On est en 1988. Raymond Carver
est l’un des plus grands écrivains américains. Il a cinquante ans et il va
mourir. Son poumon est «criblé de balles»,
ce qui ne l’étonne guère, il a passé sa vie une cigarette aux lèvres. Cinquante
ans c’est peu et c’est beaucoup. Peu, parce qu’il le sait, il aurait encore
beaucoup à coucher sur le papier – il reste des centaines de nouvelles et de
poèmes dans sa tête et ses tiroirs. Mais c’est beaucoup aussi si l’on considère
que contrairement à d’autres, il a vécu deux vies. La première a duré
longtemps : une vie imbibée de galères et d’alcool et brûlée dans la rage
désespérée de se donner les moyens d’écrire – et de ne faire que cela. Une
existence qui l’aura brinqueballé comme un bille de flipper aux quatre coins
des Etats-Unis, de cabanes en mobile home, de petits boulots en postes
précaires dans diverses universités. Il y avait alors sa première femme et son
grand amour, Maryann Burk, qui avait fait de lui un père de famille de 18 ans
alors qu’elle elle en avait 16 et qui finira par plonger dans la boisson avec
lui.
A la fin des années 70, Carver avale
sa dernière goutte d’alcool et commence bientôt à pouvoir vivre de sa plume. Malgré
ce confort inespéré dont il sera redevable au destin à la veille de sa mort, il
garde le feu et la faim d’écrire et il lui reste d’autres combats à
mener...
C’est cette vie-là que nous
suivons à pas pressés derrière une plume alerte et sans fioriture, dans Devenir Carver, la biographie que Rodolphe Barry a consacré à
l’un des plus grands nouvellistes américains du XXème siècle.
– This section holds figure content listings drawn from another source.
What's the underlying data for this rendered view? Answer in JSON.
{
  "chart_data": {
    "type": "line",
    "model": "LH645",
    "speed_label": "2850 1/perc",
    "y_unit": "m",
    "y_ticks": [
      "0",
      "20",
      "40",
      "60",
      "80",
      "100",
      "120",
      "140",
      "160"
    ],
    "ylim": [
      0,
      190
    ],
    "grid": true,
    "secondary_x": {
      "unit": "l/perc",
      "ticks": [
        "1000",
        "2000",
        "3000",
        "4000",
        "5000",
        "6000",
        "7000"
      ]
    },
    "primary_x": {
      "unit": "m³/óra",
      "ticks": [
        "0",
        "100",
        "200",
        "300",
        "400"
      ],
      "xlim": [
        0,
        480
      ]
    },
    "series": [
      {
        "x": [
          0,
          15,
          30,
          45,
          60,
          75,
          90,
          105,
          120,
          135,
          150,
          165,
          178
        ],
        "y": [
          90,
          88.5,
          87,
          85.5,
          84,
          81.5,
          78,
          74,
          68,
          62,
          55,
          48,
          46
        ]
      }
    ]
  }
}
Ce parcours-là aurait pu être l’histoire
d’une ascension. Celle d’un homme habité très tôt par le désir d’écrire, qui,
sacrifiant tout à ce désir et à force de travail, finit tardivement par «percer».
Ce n’est pourtant pas la leçon un peu facile que Rodolphe Barry semble vouloir
tirer de l’existence dans laquelle il s’est plongé. Il semble plutôt suivre au
plus près cette « faim » qui habite Carver et nous montrer les
méandres qu’elle aura empruntés dans le cours d’ une existence qui aurait voulu
lui laisser si peu de place.
Figure marquante de la
littérature américaine, Raymond Carver est né à la fin des années trente d’un
père alcoolique qui travaillait dans une scierie et d’une mère qui s’éreintait
en petits boulots dans les commerces et les restaurants de sa ville. A vingt
ans il est marié depuis deux ans et a déjà deux enfants de Maryann Burke, une
ancienne amie de lycée. Le couple enchaîne les petits boulots et courent
derrière les fins de mois. Ils vivent sur la côte est mais déménagent bientôt
en Californie. C’est le début d’une longue série de déambulations le plus
souvent marquées par des expulsions pour loyers non payés ou l’espoir de
trouver un toit et une situation un peu plus enviable. C’est en Californie que
tout bascule et que Raymond Carver décide, pour le meilleur et pour le pire, de
tout donner à l’écriture…
Il suit bientôt des cours de creative writing avec John Gardner, qui
le révèle totalement à lui-même… Il lit et relit Hemingway, Tchekov, Isaac Babel, Flannery O’Connor, apprend le travail d’écrire, le labeur sans fin
du dégraissage… Sa voie est là, mais parsemée de ronces : le travail, les
enfants, la croûte à ramener chaque jour. Il faut composer avec tout cela et on
compose mal. L’alcool vient s’en mêler dès le début des années 70 et s’en
débarrasser sera l’autre grande histoire de la vie de Carver, une histoire que Rodolphe Barry nous fait également
vivre dans toute son intensité.
Pour écrire, donc, les espaces
sont étroits et c’est dans l’étroitesse de ces espaces que Carver va sculpter
la forme brève et trouver son style. Poésie et nouvelle seront ses deux voix de
prédilection. Il n’en décrochera pas et le roman, toujours, lui glissera entre
les doigts. Il a besoin de rendre dans son écriture cette nervosité que lui
impose la vie, le manque de temps…
On suit également les aléas de l’histoire
d’amour, puissante et déglinguée par la vie, qui le lie à sa femme, Maryann
Burk. Elle trime souvent pour tous quand Ray Carver se bat avec ses textes ;
ils se déchirent, se retrouvent, sont boxés par l’alcool et les problèmes d’argent.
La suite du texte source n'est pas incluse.